In my experience running a large CS1 course with 600+ students, AST comparison catches about 15–20% of plagiarism cases that token-based methods miss, mostly involving swapped conditional branches and inlined method calls. Token-based methods still catch the bulk of lazy copiers (70% of cases). The remaining 10–15% are obfuscation attempts that neither AST nor token methods flag—typically, the student has rewritten the algorithm so thoroughly that the only shared artifact is a comment or a magic number. For those, a secondary manual review of the most suspicious low-similarity submissions (using Codequiry’s side-by-side highlighted view) is necessary.
Key insight: The #1 predictor of whether a student can successfully evade detection is not technical sophistication—it's time investment. Students who spend 10+ minutes manually rewriting code to avoid detection do get caught less often. But most students don't invest that time, and those who do rarely copy from a single source. They combine two or three sources, which itself introduces its own structural fingerprints.
Practical Implications for Course Design
Understanding what AST detectors can and cannot survive changes how we design assignments and set thresholds. If your tool is string-based only, you’ll miss refactored code. If it’s AST-only, you’ll miss code that has been extracted into multiple methods. The strongest signal emerges when you require students to submit all code files in a single zip and then run both a structural and a token-based pass across the entire corpus.
For instructors: set your similarity threshold conservatively (e.g., 35–40% for token-based; 25–30% for AST-based) and always inspect submissions flagged by at least two detectors. A 100% match on AST with 0% on token might indicate a student who renamed every method—worth looking at. Conversely, 0% on AST but 60% on token could mean the AST tree has been flattened into a different control structure while token patterns persist.
I also advise TAs to inject a dead-code requirement: ask students to include a logging statement that prints a specific phrase, or to use a particular import. These “canary” statements make obfuscation much harder because the student copying from a peer would either have to replicate the canary (unlikely to remember) or remove it (creating a mismatch that the detector notices as missing code).

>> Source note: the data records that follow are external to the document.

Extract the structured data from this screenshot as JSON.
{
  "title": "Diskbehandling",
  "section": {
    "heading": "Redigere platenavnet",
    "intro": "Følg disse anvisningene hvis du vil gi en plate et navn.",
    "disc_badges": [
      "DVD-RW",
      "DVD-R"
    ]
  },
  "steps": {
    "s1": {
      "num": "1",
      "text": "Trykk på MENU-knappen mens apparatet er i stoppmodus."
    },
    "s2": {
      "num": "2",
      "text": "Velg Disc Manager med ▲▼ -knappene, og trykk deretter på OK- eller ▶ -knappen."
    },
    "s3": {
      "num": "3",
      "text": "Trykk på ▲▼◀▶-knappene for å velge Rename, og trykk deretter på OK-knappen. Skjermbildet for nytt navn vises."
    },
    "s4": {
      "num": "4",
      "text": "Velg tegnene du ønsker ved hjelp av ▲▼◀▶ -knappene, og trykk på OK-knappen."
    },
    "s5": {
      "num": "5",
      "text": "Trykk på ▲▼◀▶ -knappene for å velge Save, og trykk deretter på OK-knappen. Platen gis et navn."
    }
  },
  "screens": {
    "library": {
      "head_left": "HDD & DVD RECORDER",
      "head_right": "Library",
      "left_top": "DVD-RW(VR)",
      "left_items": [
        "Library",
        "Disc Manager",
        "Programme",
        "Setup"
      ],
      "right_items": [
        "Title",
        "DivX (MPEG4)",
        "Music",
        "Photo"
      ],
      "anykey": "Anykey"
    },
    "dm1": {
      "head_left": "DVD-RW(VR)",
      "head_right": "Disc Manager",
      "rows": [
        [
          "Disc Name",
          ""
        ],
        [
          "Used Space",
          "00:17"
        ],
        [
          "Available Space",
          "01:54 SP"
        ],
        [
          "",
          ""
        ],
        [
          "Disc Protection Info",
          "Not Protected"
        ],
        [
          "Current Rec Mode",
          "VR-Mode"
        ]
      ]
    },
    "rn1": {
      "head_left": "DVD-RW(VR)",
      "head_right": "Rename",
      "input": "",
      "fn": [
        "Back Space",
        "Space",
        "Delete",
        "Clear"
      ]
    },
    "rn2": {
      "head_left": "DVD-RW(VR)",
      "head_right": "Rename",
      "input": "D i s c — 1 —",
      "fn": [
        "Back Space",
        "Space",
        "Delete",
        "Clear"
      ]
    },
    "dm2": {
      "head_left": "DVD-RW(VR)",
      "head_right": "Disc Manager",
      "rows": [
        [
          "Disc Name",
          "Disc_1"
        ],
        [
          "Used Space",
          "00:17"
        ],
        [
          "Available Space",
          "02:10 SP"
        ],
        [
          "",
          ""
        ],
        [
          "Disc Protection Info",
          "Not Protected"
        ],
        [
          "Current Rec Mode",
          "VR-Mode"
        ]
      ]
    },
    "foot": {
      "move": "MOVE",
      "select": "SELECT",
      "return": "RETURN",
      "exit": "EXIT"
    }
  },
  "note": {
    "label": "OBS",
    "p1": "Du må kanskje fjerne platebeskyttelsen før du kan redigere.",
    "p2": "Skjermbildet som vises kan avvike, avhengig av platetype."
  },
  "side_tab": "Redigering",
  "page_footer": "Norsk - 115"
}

Frequently Asked Questions
Does AST comparison catch changes in operator precedence (e.g., a + b * c vs (a + b) * c)?
Yes—the AST for the two expressions is different. One has a multiplication as the root of the subtree; the other has an addition. So AST catches precedence-altering parentheses automatically. Token-based comparators also catch them because token sequences differ.
Can AST-based tools detect code that has been converted from one language to another (e.g., Java to Python)?
Not directly. ASTs are language-specific. Parsers for Java and Python produce completely different node types. Cross-language detection requires a higher-level representation like an intermediate language (IL) or lattice-based semantic model, which few plagiarism tools implement. Codequiry supports cross-language similarity only within the same family (e.g., C/C++/Java) through a normalized token stream, not AST.
What’s the computational cost of AST comparison at scale (500+ submissions)?
Pairwise AST comparison is O(n²) in the number of files, with each comparison being roughly O(tree size). For 500 Java submissions each averaging 200 lines, a full pairwise AST scan takes about 2–4 minutes on modern hardware with parallel processing. The more expensive step is building the ASTs (parsing errors slow things down). Codequiry’s cloud-based infrastructure handles up to 10,000 submissions under 10 minutes using distributed substructure matching.